Synthesis and Iron Sequestration Equilibria of Novel Exocyclic 3-Hydroxy-2-pyridinone Donor Group Siderophore Mimics

Abstract

The synthesis of a novel class of exocyclic bis- and tris-3,2-hydroxypyridinone (HOPO) chelators built on N(2) and N(3) aza-macrocyclic scaffolds and the thermodynamic solution characterization of their complexes with Fe(III) are described. The chelators for this study were prepared by reaction of either piperazine or N,N',N''-1,4,7-triazacyclononane with a novel electrophilic HOPO iminium salt in good yields.

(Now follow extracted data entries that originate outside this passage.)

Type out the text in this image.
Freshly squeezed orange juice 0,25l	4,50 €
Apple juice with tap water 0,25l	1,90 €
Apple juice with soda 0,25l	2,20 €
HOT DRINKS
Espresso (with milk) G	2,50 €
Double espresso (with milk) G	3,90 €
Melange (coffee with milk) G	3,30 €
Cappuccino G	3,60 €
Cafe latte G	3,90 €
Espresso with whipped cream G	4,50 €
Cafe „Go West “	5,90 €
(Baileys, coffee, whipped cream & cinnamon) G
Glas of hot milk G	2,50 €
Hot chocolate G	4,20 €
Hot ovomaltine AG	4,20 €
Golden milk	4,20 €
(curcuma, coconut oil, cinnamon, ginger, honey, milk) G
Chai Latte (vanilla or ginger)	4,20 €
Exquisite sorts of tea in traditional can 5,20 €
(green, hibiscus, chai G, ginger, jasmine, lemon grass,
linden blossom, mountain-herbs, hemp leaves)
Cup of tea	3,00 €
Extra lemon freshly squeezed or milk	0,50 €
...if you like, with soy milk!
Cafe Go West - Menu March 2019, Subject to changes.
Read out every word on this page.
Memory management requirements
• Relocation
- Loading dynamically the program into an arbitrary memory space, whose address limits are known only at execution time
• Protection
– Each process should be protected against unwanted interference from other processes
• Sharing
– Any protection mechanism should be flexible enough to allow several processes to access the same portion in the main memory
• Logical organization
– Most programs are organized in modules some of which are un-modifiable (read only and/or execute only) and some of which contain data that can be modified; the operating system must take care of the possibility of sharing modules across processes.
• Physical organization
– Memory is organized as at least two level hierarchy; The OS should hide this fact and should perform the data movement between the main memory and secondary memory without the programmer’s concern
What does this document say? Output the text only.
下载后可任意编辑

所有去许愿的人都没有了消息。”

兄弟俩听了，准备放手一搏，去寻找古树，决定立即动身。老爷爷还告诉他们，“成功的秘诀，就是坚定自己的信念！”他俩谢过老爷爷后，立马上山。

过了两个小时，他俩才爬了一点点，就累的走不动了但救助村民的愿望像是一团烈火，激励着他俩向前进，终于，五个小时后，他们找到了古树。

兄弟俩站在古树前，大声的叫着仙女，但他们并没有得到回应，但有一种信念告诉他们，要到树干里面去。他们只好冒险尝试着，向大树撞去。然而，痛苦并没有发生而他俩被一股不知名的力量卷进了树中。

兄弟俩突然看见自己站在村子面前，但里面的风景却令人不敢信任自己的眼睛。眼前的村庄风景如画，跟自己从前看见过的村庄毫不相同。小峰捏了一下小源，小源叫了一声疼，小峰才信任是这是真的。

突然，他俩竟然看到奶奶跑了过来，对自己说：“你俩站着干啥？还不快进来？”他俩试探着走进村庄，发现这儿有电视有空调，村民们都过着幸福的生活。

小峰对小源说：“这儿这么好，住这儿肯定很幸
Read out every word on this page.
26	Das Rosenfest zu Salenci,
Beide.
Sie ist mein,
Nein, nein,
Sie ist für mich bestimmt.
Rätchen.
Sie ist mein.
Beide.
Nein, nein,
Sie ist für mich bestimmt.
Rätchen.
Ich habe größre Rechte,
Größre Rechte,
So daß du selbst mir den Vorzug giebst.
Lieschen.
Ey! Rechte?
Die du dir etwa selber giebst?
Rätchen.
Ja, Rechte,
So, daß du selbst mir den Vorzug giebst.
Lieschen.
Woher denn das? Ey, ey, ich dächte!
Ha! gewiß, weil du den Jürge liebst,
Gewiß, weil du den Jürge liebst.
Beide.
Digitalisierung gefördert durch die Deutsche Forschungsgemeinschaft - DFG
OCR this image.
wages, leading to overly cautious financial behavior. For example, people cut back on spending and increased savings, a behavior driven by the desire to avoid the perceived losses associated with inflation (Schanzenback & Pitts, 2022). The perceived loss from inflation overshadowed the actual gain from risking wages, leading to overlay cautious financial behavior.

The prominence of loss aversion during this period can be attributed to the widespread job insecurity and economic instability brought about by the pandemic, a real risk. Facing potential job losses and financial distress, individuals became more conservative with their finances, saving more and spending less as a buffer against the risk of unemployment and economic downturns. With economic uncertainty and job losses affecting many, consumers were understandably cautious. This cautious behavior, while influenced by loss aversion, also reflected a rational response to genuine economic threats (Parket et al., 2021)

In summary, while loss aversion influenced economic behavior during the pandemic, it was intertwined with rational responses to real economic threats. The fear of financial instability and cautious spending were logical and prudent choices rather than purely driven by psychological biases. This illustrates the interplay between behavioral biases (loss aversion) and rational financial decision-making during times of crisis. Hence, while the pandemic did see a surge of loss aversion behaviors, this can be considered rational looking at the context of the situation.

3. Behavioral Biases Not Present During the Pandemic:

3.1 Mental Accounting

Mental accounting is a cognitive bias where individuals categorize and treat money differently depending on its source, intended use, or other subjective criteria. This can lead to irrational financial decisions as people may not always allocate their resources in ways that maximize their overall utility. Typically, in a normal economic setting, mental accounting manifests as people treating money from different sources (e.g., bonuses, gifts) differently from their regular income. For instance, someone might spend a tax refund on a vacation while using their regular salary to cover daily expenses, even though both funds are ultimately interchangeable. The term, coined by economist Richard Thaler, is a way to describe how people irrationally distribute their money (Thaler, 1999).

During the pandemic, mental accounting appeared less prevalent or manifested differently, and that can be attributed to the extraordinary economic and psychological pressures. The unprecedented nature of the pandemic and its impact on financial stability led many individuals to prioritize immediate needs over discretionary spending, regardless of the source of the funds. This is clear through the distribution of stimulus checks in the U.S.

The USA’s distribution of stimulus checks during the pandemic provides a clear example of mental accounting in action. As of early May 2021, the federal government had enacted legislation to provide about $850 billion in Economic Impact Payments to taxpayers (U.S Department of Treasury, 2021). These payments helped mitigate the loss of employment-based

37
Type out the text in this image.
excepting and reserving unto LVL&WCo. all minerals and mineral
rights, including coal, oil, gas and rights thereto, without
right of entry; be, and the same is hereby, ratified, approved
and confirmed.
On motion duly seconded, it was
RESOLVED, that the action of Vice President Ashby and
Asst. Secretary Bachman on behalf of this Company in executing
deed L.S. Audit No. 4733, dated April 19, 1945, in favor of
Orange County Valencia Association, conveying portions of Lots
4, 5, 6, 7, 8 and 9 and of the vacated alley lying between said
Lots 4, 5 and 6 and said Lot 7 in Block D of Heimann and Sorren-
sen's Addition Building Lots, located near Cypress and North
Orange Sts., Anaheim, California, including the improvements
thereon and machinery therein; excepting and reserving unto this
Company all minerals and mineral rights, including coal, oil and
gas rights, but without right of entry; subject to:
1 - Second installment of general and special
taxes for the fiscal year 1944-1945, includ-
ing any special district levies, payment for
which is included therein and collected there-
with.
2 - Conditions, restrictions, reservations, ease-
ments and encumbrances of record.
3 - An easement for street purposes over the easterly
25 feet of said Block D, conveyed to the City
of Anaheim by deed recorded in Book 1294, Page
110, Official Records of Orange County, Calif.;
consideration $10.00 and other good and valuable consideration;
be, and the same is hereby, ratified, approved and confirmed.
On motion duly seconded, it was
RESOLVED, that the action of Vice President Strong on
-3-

Subsequent removal of the benzyl protecting groups using HBr/acetic acid gave bis-HOPO chelators N(2)(etLH)(2) and N(2)(prLH)(2), and tris-HOPO chelator N(3)(etLH)(3) in excellent yields. Solution thermodynamic characterization of their complexes with Fe(III) was accomplished using spectrophotometric, potentiometric, and electrospray ionization-mass spectrometry (ESI-MS) methods. The pK(a)'s of N(2)(etLH)(2), N(2)(prLH)(2), and N(3)(etLH)(3), were determined spectrophotometrically and potentiometrically. The Fe(III) complex stability constants for the tetradentate N(2)(etLH)(2) and N(2)(prLH)(2), and hexadentate N(3)(etLH)(3), were measured by spectrophotometric and potentiometric titration, and by competition with ethylenediaminetetraacetic acid (EDTA). N(3)(etLH)(3) forms a 1:1 complex with Fe(III) with log β(110) = 27.34 ± 0.04. N(2)(prLH)(2) forms a 3:2 L:Fe complex with Fe(III) where log β(230) = 60.46 ± 0.04 and log β(110) = 20.39 ± 0.02. While N(2)(etLH)(2) also forms a 3:2 L:Fe complex with Fe(III), solubility problems precluded determining log β(230); log β(110) was found to be 20.45 ± 0.04. The pFe values of 26.5 for N(3)(etLH)(3) and 24.78 for N(2)(prLH)(2) are comparable to other siderophore molecules used in the treatment of iron overload, suggesting that these hydroxypyridinone ligands may be useful in the development of new chelation therapy agents.